Christiane Pelchat
Il est exact que les garçons décrochent plus que les filles au secondaire et il est aussi vrai que parmi les enseignants, il y a plus de femmes que d'hommes. Toutefois, y voir là un lien de cause à effet est erroné, voire même dangereux, et ne sert pas la cause des garçons comme le démontrent plusieurs études, notamment celles du Conseil supérieur de l'éducation du Québec.
Parmi la population âgée de 19 ans en 2006, 24,1 % des garçons ne fréquentaient pas l'école et n'avaient pas obtenu de diplôme du secondaire. Il y a donc 24 % de garçons qui ont abandonné. S'il était vrai que la trop grande présence de femmes est la principale cause du décrochage, comment se fait-il que pour 76 % d'entre eux, la présence des femmes enseignantes n'ait pas le même effet? Que dire des 14 % de filles qui décrochent?
Nous ne comprenons pas non plus pourquoi certains prétendent que les valeurs actuelles du milieu de l'éducation agiraient comme un poison sur 24 % des garçons. À quelles valeurs au juste fait-on allusion? Aux valeurs féminines? Quelles sont donc les valeurs qui sont manquantes pour ces garçons? Que suggère-t-on pour les 14 % de filles qui décrochent?
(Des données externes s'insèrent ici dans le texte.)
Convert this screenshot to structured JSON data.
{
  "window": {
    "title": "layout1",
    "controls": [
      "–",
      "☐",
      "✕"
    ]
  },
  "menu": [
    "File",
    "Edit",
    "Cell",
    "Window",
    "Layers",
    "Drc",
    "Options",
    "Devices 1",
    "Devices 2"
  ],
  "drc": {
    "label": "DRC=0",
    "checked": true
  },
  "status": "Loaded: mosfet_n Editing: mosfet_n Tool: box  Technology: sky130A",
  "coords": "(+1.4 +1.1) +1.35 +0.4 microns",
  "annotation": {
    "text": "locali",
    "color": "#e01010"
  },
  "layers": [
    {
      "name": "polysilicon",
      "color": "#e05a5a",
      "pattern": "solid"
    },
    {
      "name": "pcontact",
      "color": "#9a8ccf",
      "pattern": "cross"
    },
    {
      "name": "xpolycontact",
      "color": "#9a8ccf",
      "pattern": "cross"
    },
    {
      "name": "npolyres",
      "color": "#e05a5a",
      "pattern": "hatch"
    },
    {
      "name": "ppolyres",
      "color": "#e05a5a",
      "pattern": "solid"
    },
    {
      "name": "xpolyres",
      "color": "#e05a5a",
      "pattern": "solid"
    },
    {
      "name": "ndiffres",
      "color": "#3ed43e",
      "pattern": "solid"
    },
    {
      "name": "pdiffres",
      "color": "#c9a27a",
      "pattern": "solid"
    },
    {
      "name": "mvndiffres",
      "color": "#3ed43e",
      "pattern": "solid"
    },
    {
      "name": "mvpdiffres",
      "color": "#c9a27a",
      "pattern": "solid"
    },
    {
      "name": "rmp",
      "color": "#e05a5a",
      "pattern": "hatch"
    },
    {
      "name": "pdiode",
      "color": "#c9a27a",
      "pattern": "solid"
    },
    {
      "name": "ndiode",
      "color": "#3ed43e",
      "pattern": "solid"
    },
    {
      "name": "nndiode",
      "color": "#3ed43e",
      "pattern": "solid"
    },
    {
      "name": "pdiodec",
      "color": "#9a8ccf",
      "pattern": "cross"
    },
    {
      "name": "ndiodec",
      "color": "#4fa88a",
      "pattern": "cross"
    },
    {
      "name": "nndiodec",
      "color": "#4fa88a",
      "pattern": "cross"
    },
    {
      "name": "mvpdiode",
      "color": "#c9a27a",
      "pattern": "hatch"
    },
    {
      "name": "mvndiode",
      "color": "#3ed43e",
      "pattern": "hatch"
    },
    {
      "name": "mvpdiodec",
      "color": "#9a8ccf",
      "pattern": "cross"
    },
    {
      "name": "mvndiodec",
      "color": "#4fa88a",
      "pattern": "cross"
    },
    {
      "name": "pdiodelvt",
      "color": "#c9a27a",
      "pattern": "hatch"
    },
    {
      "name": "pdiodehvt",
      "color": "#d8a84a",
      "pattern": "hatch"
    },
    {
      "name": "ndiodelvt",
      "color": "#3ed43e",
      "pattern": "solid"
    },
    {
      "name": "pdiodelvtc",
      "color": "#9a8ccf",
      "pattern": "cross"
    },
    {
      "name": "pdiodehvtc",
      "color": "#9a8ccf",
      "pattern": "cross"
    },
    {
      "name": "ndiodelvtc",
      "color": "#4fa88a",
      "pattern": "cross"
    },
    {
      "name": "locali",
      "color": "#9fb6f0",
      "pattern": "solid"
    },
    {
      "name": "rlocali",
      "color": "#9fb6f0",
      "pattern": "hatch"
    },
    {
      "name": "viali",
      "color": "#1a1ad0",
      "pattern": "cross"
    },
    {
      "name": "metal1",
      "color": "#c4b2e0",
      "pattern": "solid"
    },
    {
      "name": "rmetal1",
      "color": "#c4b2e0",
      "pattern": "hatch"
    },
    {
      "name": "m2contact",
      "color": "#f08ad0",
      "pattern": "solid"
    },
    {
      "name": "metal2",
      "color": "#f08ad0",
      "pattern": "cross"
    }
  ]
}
Le Conseil supérieur de l'éducation nous apprend qu'au-delà de l'école, les parents ont aussi une grande part de responsabilité dans la réussite scolaire des enfants. Ainsi, les enquêtes démontrent que les parents, dès la petite enfance, valorisent très tôt les études chez les petites filles en affirmant que c'est le salut pour l'autonomie des femmes, mais en omettant de le faire pour leurs fils.
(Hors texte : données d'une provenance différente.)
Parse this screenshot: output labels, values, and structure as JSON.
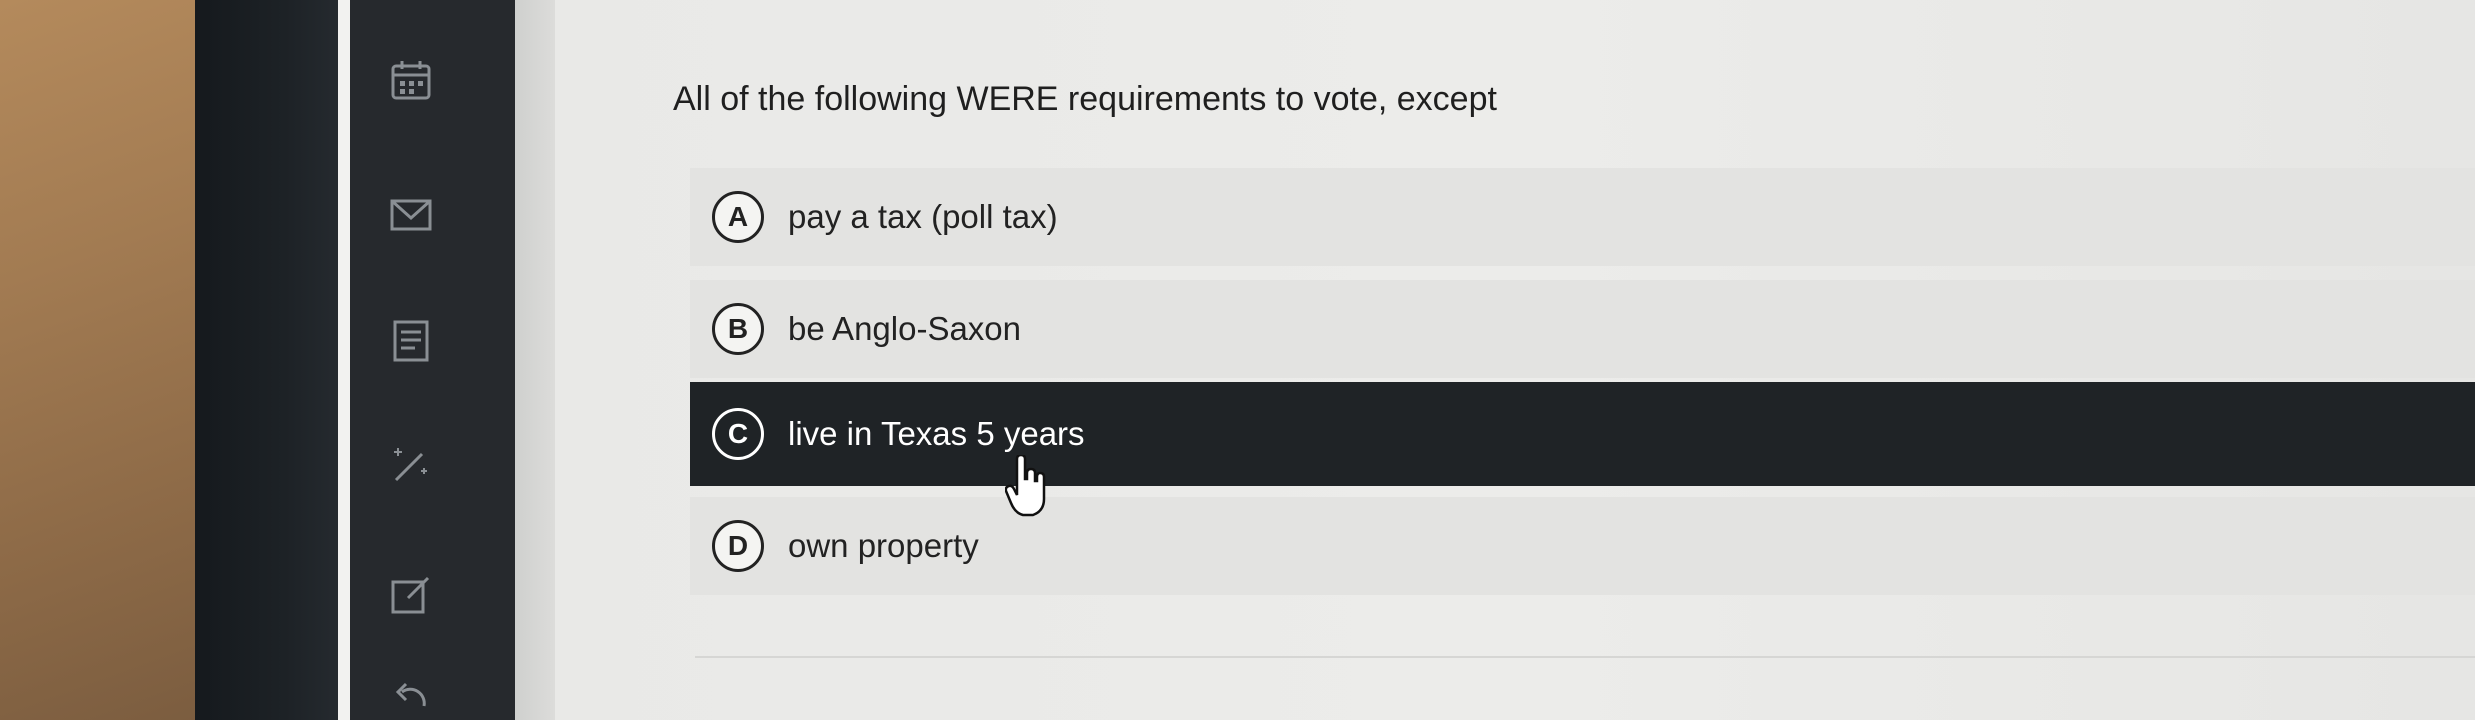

De plus, quand le secteur manufacturier allait mieux, plusieurs garçons attirés par de bons salaires quittaient l'école pour aller à l'usine, et ce, dans beaucoup de régions du Québec.
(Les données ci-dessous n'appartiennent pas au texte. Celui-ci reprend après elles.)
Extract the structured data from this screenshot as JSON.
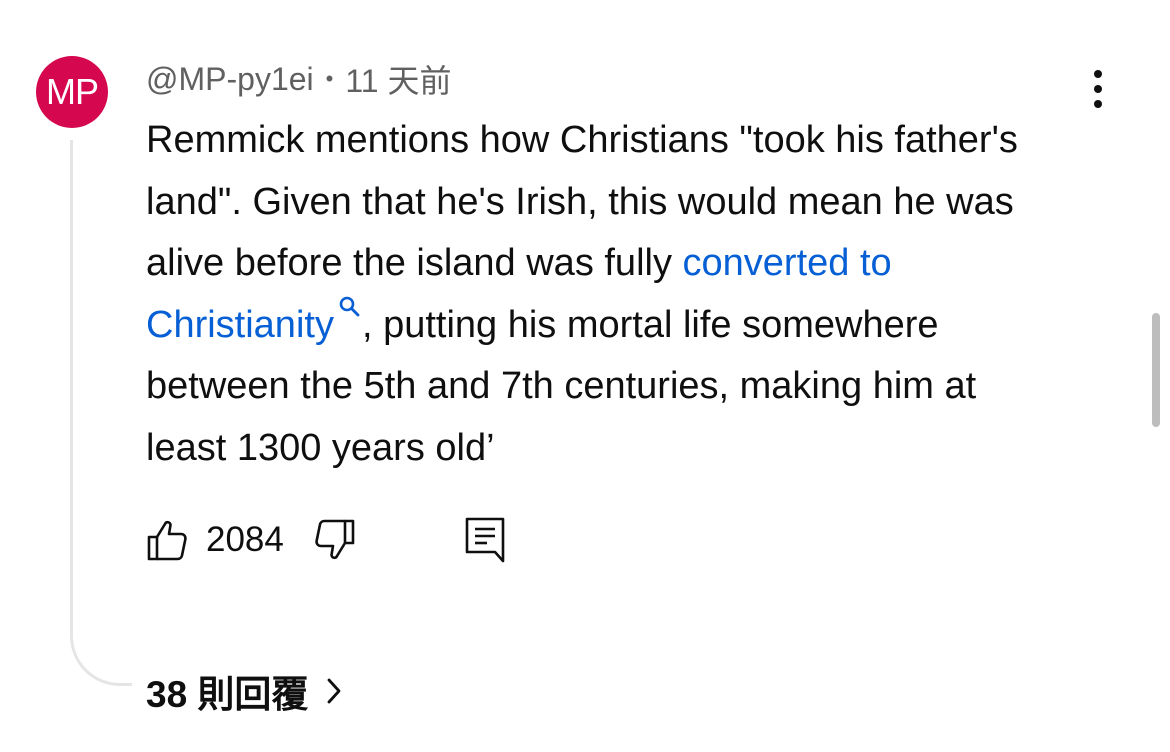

Les enquêtes de Jean-Claude St-Amant démontrent aussi que l'autonomie qu'acquièrent rapidement les petites filles est souvent manquante chez certains garçons.
Aussi, selon le Conseil supérieur de l'éducation : « Les principaux facteurs d'abandon reliés à l'école résident dans la dynamique de la classe, la culture de l'établissement, certaines conditions d'enseignement et des effets du système. Le CSE relève entre autres : un curriculum trop homogène, l'accès encore difficile à la formation professionnelle, la taille des groupes, le perfectionnement inadéquat du personnel enseignant, l'écart de l'école avec le milieu de vie de l'élève, le souci excessif de l'excellence... »
De plus, parmi les principaux facteurs d'abandon liés à la famille, le CSE signale le manque de maîtrise de la langue qui nuit à l'apprentissage de toutes les matières, le peu d'intérêt porté aux études et la pauvreté...
Par ailleurs, il faut regarder ce qui se passe ailleurs. Par exemple, au Danemark en 1999, il y avait seulement 57% de femmes enseignantes. Pourtant, le taux de décrochage scolaire des garçons était de 23 points supérieur à celui des filles. En France, où les femmes enseignantes représentaient 67 % du personnel, le taux de décrochage des garçons y était moins élevé qu'au Québec et un petit écart de 3% séparait les deux sexes.
Ainsi, pour nous, il est clair que d'avoir davantage d'hommes enseignants est souhaitable, mais cela ne réglera pas le problème d'abandon scolaire de nos garçons. Le problème est global et nécessite une action des écoles mais aussi des parents.
L'auteure est présidente du Conseil du statut de la femme.